Existen síndromes psiquiátricos asociados en los pacientes alcohólicos, ante todo la ansiedad y la depresión que surgen de manera inducida o agravada por el propio consumo de alcohol. Con la tendencia a mejorar cuando la persona efectúa un tratamiento de desintoxicación y consigue mantener su alcoholismo en remisión.
En ocasiones existen trastornos psiquiátricos independientes que, además, del tratamiento del alcoholismo requieren tratamiento específico. Esto es lo que se ha dado en llamar patología dual, en la que concurren uno o varios trastornos psiquiátricos, asociados a la patología adictiva y en la que el alcoholismo suele estar asociado al abuso o dependencia a otras sustancias.
La persona alcohólica que presenta una enfermedad psiquiátrica severa tiene un mayor riesgo de problemas psicosociales, recaída y suicidio. Por lo cual su tratamiento puede ser decisivo para evitar este desenlace.
La intervención terapéutica con estos pacientes debe incorporar la motivación para el abandono del consumo de sustancias, como la estabilización de su patología psiquiátrica (con la ayuda de farmacoterapia) y estrategias de afrontamiento con el fin de evitar las recaídas.
Las dificultades diagnósticas que plantean estas personas repercuten en que el tratamiento no llegue a ser completo. Los centros de tratamiento suelen estar especializados en psiquiatría o bien en drogodependencias, pero no en ambas disciplinas a la vez, con lo cual el paciente difícilmente obtiene la respuesta terapéutica apropiada e incluso puede quedar fuera del sistema asistencial.
Aproximadamente una tercera parte de los pacientes psiquiátricos presentan también abuso de alguna sustancia en algún momento de su vida. El doble de la proporción esperada para la población general. Por otro lado más de la mitad de los pacientes drogodependientes han presentado algún otro trastorno psiquiátrico a lo largo de su vida.
Según el estudio E.C.A. (“epidemiological Catchment Area”), los trastornos psiquiátricos que aparecen asociado con mayor frecuencia al alcoholismo son: trastornos de personalidad antisocial, la manía, la esquizofrenia y el abuso de drogas. Y las drogodependencias que aparecen asociadas al alcoholismo, por orden de mayor a menor frecuencia serían la cocaína, hipnosedativos, opiáceos, alucinógenos, estimulantes y cannabis.

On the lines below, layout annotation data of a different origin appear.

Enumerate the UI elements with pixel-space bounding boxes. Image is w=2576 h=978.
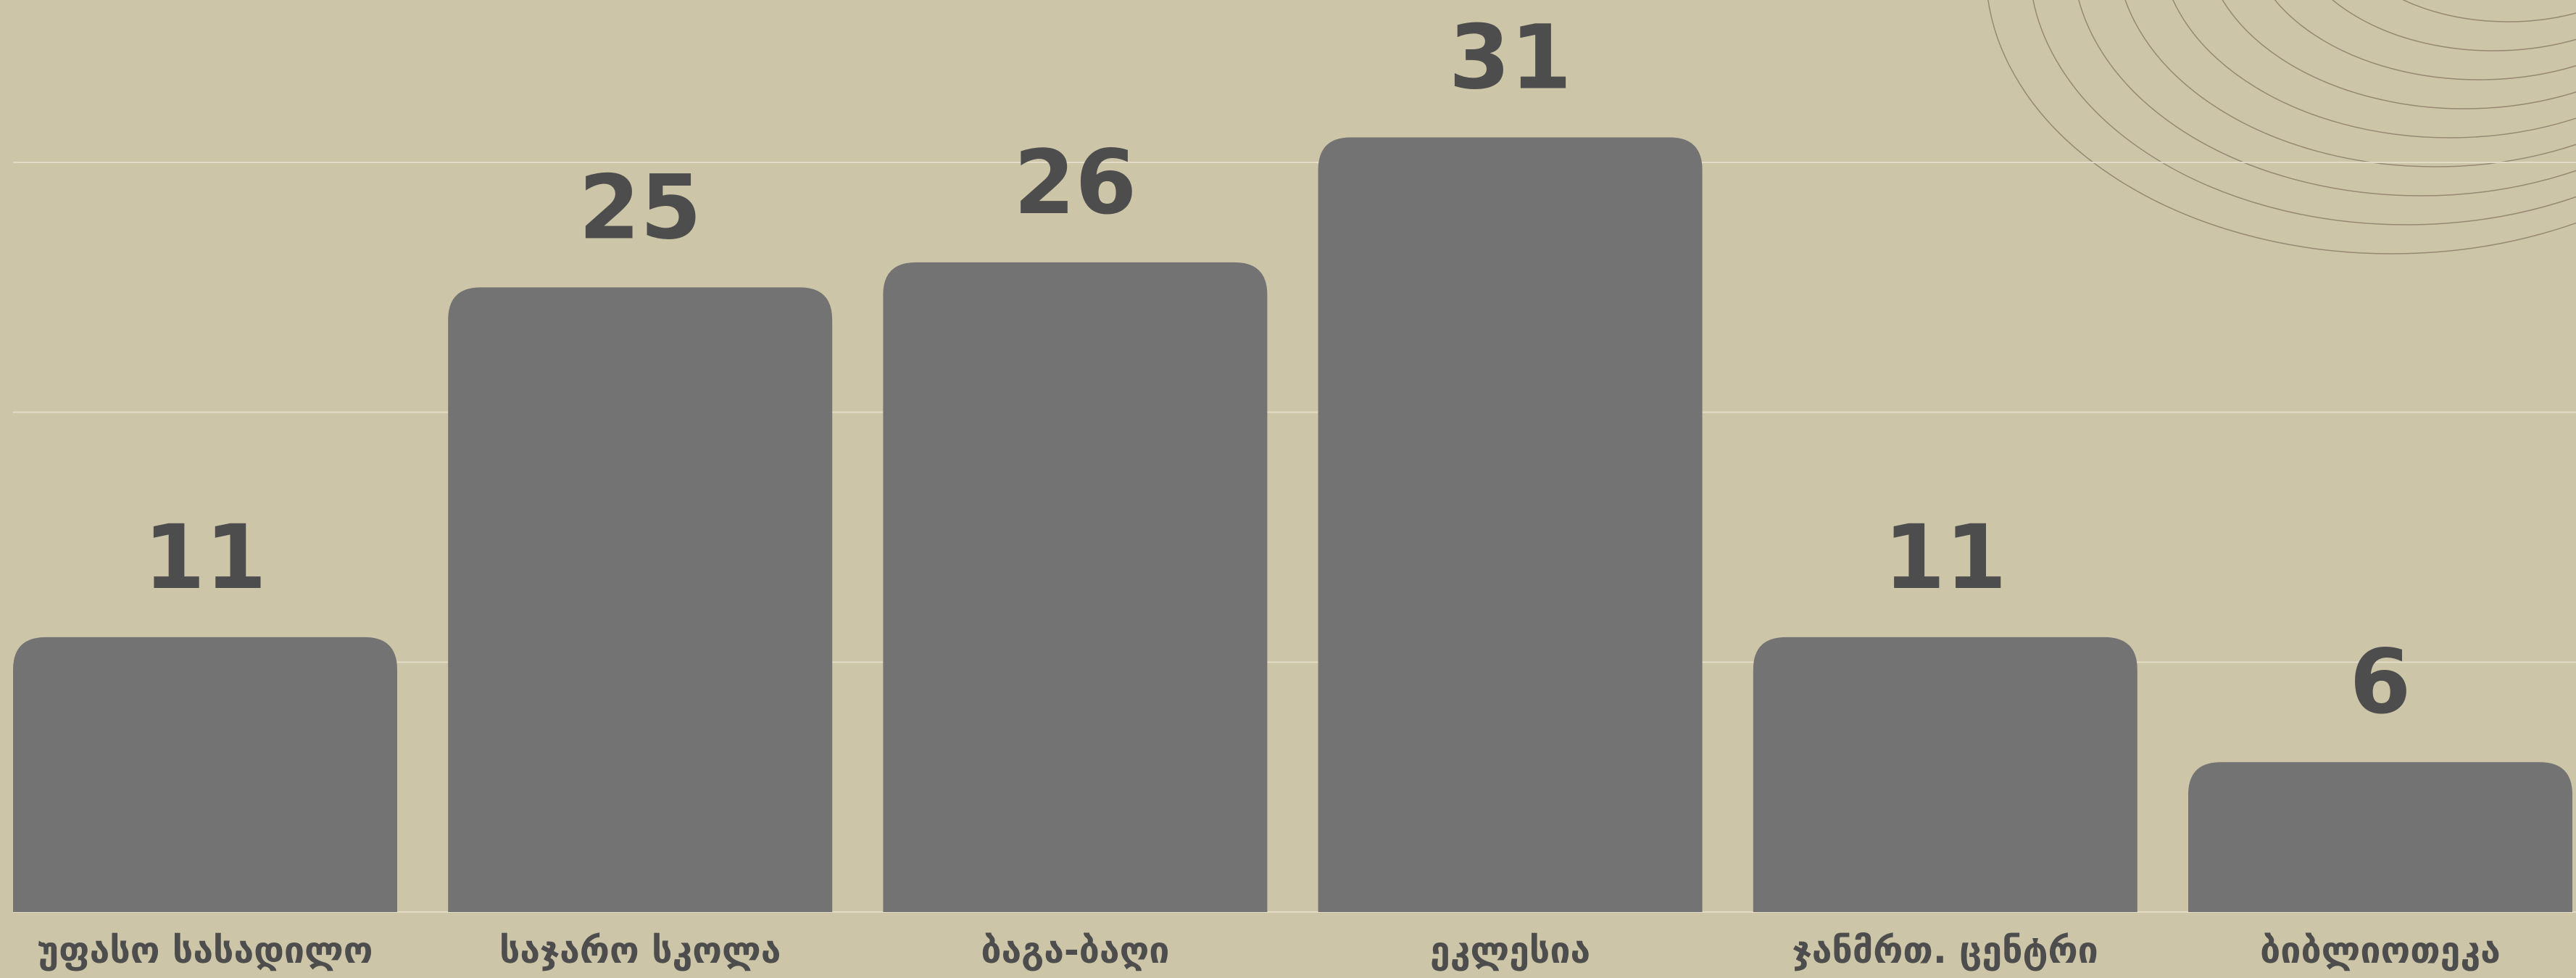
bar xyxy=(448,287,833,912)
value-label: 31 xyxy=(1449,7,1572,109)
value-label: 25 xyxy=(578,156,702,259)
value-label: 11 xyxy=(144,506,267,609)
bar xyxy=(2188,762,2572,912)
x-tick-label: ბაგა-ბაღი xyxy=(981,929,1169,971)
x-tick-label: ეკლესია xyxy=(1430,929,1590,971)
decoration xyxy=(1987,0,2576,254)
x-tick-label: საჯარო სკოლა xyxy=(499,929,781,971)
bar xyxy=(883,262,1268,913)
value-label: 26 xyxy=(1014,131,1137,234)
x-tick-label: ჯანმრთ. ცენტრი xyxy=(1792,929,2098,971)
bar xyxy=(1753,637,2137,912)
x-tick-label: ბიბლიოთეკა xyxy=(2260,929,2501,971)
x-tick-label: უფასო სასადილო xyxy=(38,929,373,971)
bar xyxy=(13,637,397,912)
bar xyxy=(1318,137,1703,912)
value-label: 6 xyxy=(2350,631,2411,734)
value-label: 11 xyxy=(1884,506,2007,609)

Entre un 23% y un 70% de pacientes alcohólicos presentan también trastornos de ansiedad, sobre todo neurosis de ansiedad y fobias. Por otro lado, del 20% al 45% de pacientes con trastorno de ansiedad tiene antecedentes de alcoholismo. Dicha comorbilidad entre alcoholismo y trastornos de ansiedad es más prevalente entre los dependientes que entre los abusadores de alcohol.
Los trastornos psiquiátricos podrían conducir al alcoholismo. Las personas con síntomas psiquiátricos podrían recurrir a beber, como automedicación de sus síntomas de ansiedad. En tal caso, el trastorno psiquiátrico precedería al alcoholismo. Pero también, el consumo excesivo de alcohol contribuye al desarrollo de síntomas psiquiátricos, como el deterioro de la expresión emocional, síntomas de ansiedad, depresión, y trastornos de conducta que producen desadaptación social. Se trata de síntomas o síndrome psiquiátricos, inducidos por el consumo excesivo de alcohol o por su abstinencia, en el contexto de un alcoholismo primario.

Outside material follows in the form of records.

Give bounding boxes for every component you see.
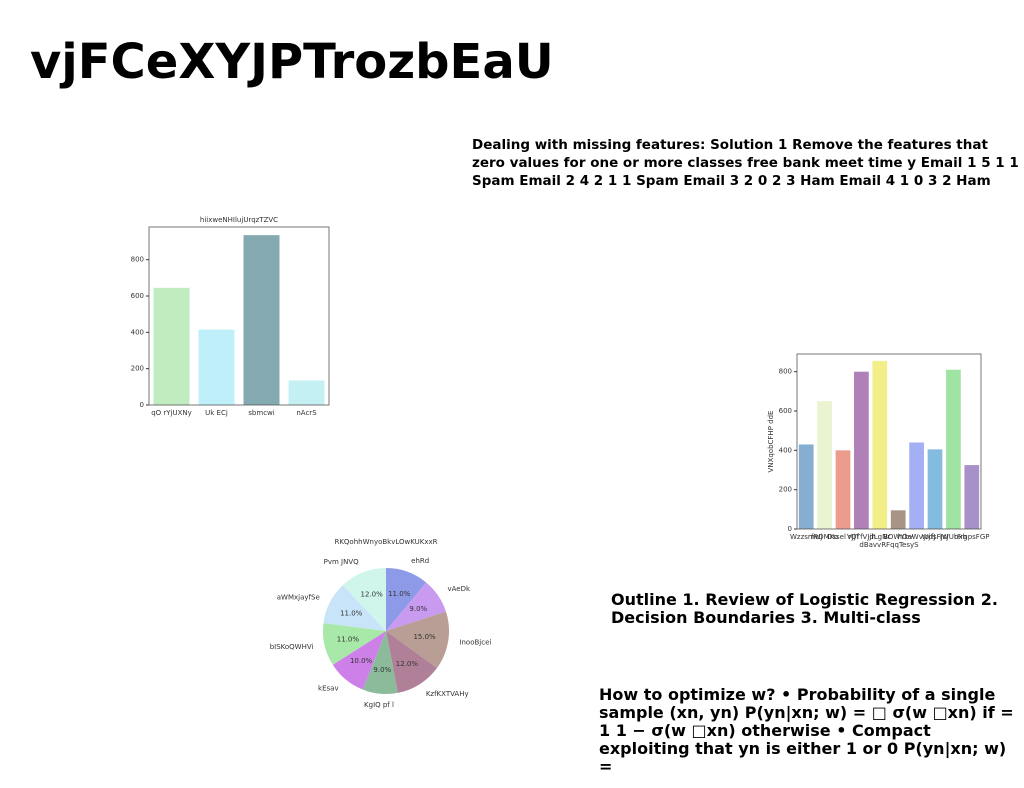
bar bbox=[854, 371, 869, 529]
slice-label: Pvm JNVQ bbox=[324, 558, 359, 566]
x-tick-label: fRDMKo bbox=[811, 533, 838, 541]
slice-value-label: 12.0% bbox=[360, 591, 383, 599]
pie-slice bbox=[386, 582, 446, 631]
y-tick-label: 400 bbox=[131, 328, 144, 336]
slice-label: KzfKXTVAHy bbox=[426, 690, 469, 698]
x-tick-label: Uk ECj bbox=[205, 409, 228, 417]
slice-label: bISKoQWHVi bbox=[270, 643, 314, 651]
x-tick-label: hOeWvyxfJ bbox=[898, 533, 936, 541]
plot-frame bbox=[796, 353, 982, 530]
bar bbox=[288, 380, 325, 405]
pie-slice bbox=[386, 568, 427, 631]
bar bbox=[872, 360, 888, 529]
y-tick-label: 800 bbox=[131, 256, 144, 264]
x-tick-label: VJjTfVJjh bbox=[847, 533, 876, 541]
text-block: Dealing with missing features: Solution … bbox=[472, 137, 1019, 189]
bar bbox=[964, 465, 980, 529]
y-tick-label: 0 bbox=[788, 525, 792, 533]
y-axis-label: VNXqobCFHP ddE bbox=[767, 411, 775, 473]
slice-value-label: 9.0% bbox=[409, 605, 427, 613]
pie-slice bbox=[323, 623, 386, 665]
y-tick-label: 200 bbox=[131, 365, 144, 373]
bar bbox=[153, 287, 190, 405]
pie-slice bbox=[342, 568, 386, 631]
bar bbox=[243, 235, 280, 405]
x-tick-label: dLgNr bbox=[869, 533, 890, 541]
slice-label: KgIQ pf l bbox=[364, 701, 394, 709]
pie-slice bbox=[386, 631, 437, 693]
chart-title: hiixweNHIlujUrqzTZVC bbox=[200, 216, 278, 224]
x-tick-label: sbmcwi bbox=[248, 409, 274, 417]
bar bbox=[890, 510, 906, 529]
pie-slice bbox=[323, 585, 386, 631]
slice-label: InooBjcei bbox=[459, 639, 491, 647]
y-tick-label: 0 bbox=[140, 401, 144, 409]
bar bbox=[798, 444, 814, 529]
x-tick-label: WjfsFJsJ bbox=[922, 533, 949, 541]
x-tick-label: iWUbxh bbox=[940, 533, 967, 541]
x-tick-label: nAcrS bbox=[296, 409, 317, 417]
bar bbox=[946, 369, 961, 529]
slice-label: kEsav bbox=[318, 684, 339, 692]
pie-slice bbox=[332, 631, 386, 690]
x-tick-label: qO rYjUXNy bbox=[151, 409, 192, 417]
text-block: Outline 1. Review of Logistic Regression… bbox=[611, 590, 998, 627]
bar bbox=[198, 329, 235, 405]
x-axis-label: dBavvRFqqTesyS bbox=[859, 541, 919, 549]
text-block: How to optimize w? • Probability of a si… bbox=[599, 685, 1014, 776]
slice-value-label: 15.0% bbox=[413, 633, 436, 641]
y-tick-label: 600 bbox=[779, 407, 792, 415]
slice-value-label: 12.0% bbox=[396, 660, 419, 668]
slice-value-label: 10.0% bbox=[350, 657, 373, 665]
bar bbox=[817, 401, 832, 529]
bar bbox=[909, 442, 924, 529]
slice-label: aWMxjayfSe bbox=[277, 593, 320, 601]
x-tick-label: Dssel rOf bbox=[827, 533, 860, 541]
bar bbox=[835, 450, 851, 529]
x-tick-label: BOWYbv bbox=[883, 533, 913, 541]
y-tick-label: 600 bbox=[131, 292, 144, 300]
bar bbox=[927, 449, 943, 529]
x-tick-label: Wzzsmwj bbox=[790, 533, 822, 541]
slice-value-label: 11.0% bbox=[340, 609, 363, 617]
y-tick-label: 800 bbox=[779, 368, 792, 376]
slice-value-label: 11.0% bbox=[388, 590, 411, 598]
pie-slice bbox=[362, 631, 398, 695]
plot-frame bbox=[148, 226, 330, 406]
chart-title: RKQohhWnyoBkvLOwKUKxxR bbox=[334, 538, 437, 546]
pie-slice bbox=[386, 611, 449, 669]
y-tick-label: 400 bbox=[779, 446, 792, 454]
slice-label: vAeDk bbox=[447, 585, 471, 593]
x-tick-label: rFrgpsFGP bbox=[954, 533, 989, 541]
slice-value-label: 11.0% bbox=[337, 636, 360, 644]
slice-value-label: 9.0% bbox=[373, 666, 391, 674]
slide-title: vjFCeXYJPTrozbEaU bbox=[30, 34, 554, 90]
y-tick-label: 200 bbox=[779, 486, 792, 494]
slice-label: ehRd bbox=[411, 557, 429, 565]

Fuente: Casas, M.; Guardia, J. Patología psiquiátrica asociada al alcoholismo. Servicio de psiquiatría del Hospital Valle Hebrón, Barcelona. Unidad de Conductas adictivas del Hospital de Sata Creu i Sant Pau.

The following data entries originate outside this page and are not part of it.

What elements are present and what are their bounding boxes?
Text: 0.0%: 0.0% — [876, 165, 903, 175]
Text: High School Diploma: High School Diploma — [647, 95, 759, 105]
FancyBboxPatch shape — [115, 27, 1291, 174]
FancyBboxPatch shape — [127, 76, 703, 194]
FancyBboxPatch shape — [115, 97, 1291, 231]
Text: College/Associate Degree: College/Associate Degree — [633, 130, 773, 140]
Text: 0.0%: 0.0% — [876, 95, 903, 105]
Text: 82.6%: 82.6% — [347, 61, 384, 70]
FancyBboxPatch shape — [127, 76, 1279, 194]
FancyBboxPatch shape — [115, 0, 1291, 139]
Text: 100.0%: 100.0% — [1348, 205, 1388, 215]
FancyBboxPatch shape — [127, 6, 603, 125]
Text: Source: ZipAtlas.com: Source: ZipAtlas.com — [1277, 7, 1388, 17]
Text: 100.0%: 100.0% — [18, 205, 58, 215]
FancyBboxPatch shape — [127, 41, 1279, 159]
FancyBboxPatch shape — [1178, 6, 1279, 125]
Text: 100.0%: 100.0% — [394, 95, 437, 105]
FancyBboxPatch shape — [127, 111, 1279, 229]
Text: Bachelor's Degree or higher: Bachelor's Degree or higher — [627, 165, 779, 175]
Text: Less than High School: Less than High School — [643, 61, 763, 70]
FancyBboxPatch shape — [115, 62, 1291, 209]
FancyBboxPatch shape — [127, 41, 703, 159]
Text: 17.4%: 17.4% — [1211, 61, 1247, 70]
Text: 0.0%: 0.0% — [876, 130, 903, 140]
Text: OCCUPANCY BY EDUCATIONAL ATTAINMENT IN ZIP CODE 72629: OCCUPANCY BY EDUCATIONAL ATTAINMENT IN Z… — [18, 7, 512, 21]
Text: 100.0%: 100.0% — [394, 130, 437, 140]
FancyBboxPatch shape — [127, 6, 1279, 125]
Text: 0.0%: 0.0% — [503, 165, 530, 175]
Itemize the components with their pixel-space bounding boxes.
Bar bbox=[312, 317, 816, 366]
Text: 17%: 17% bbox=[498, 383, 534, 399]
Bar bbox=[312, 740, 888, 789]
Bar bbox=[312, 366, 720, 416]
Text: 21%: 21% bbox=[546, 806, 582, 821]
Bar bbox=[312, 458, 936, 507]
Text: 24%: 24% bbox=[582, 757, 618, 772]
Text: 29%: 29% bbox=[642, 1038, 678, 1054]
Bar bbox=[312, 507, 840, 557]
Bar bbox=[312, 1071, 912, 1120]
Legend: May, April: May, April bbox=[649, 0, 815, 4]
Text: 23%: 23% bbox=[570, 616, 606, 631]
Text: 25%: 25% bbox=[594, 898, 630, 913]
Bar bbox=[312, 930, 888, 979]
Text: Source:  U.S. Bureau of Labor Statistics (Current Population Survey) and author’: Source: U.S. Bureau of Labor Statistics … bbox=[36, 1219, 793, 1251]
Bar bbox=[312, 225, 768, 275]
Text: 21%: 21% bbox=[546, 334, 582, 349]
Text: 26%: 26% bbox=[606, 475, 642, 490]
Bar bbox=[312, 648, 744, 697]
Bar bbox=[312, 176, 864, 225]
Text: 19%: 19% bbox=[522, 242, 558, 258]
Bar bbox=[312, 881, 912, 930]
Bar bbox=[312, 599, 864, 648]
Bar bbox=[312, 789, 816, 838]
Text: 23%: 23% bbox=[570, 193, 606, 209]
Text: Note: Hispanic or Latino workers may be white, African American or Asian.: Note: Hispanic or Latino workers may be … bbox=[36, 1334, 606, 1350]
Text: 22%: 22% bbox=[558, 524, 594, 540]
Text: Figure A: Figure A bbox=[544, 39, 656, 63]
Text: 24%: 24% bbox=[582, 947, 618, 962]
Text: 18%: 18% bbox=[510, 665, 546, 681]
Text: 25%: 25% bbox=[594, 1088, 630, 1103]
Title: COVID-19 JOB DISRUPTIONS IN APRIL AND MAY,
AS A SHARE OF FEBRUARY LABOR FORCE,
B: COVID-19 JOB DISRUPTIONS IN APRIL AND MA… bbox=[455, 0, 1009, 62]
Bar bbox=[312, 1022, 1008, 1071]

En el análisis de este artículo se hace énfasis en que hay que tratar y trabajar en la adicción. Pero que es de suma importancia abordar la enfermedad psiquiátrica subyacente, con la finalidad de obtener mejores resultados con un trabajo integral dirigido hacia la persona alcohólica quien también sufre un desorden psiquiátrico asociado.